Objective — To conduct a Bayesian evidence synthesis using commonly available statistical procedures in order to estimate fracture risk for postmenopausal women undergoing hormonal therapy for breast cancer.
Study Design and Setting — Using linked administrative data, we conducted a retrospective cohort study of women age 66 or older diagnosed with stage I to III breast cancer in Ontario, Canada, between April 1, 2003 and February 28, 2010. We used data augmentation to perform Bayesian Cox regression of the hazard of a hip, spine or wrist/forearm fracture, adjusting for age, history of fragility fracture, corticosteroid use, osteoporosis, rheumatoid arthritis, dementia or diabetes diagnoses.

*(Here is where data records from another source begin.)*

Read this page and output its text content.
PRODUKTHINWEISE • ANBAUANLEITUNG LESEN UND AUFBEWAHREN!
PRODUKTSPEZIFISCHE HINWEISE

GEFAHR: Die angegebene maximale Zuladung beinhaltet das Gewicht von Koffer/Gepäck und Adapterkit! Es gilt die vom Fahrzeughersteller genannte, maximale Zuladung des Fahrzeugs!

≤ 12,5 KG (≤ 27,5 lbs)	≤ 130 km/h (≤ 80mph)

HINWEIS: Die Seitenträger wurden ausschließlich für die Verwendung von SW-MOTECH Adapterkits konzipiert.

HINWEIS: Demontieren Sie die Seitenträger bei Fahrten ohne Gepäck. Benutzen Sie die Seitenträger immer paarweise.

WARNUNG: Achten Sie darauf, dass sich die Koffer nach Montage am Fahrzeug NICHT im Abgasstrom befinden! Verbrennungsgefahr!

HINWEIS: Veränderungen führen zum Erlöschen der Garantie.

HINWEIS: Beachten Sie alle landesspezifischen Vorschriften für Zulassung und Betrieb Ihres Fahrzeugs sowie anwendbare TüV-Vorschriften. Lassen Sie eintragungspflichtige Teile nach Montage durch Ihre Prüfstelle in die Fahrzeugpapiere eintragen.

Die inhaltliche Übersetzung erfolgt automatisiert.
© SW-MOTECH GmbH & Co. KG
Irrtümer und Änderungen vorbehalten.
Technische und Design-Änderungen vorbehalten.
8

Results — Of 10,259 included in the sample, 3,733 initiated on Tamoxifen and 6,526 on an aromatase inhibitor (AI). Posterior probabilities that the HR exceeded 1 for AI compared to Tamoxifen were 46% (HR=0.99, 95%CrI 0.71, 1.25), 35% (HR=0.94, 95%CrI 0.78, 1.26) and 76% (HR=1.08, 95%CrI 0.88, 1.32) with an uninformative prior, and 63% (HR=1.04, 95%CrI 0.83, 1.3), 84% (HR=1.12, 95%CrI 0.89, 1.4) and 89% (HR=1.13, 95%CrI 0.93, 1.36) with an informative prior, for hip, spine and wrist/forearm fracture, respectively.
Conclusions — Prior information resulted in higher posterior probabilities. The strength of evidence for increased risk varied by fracture site.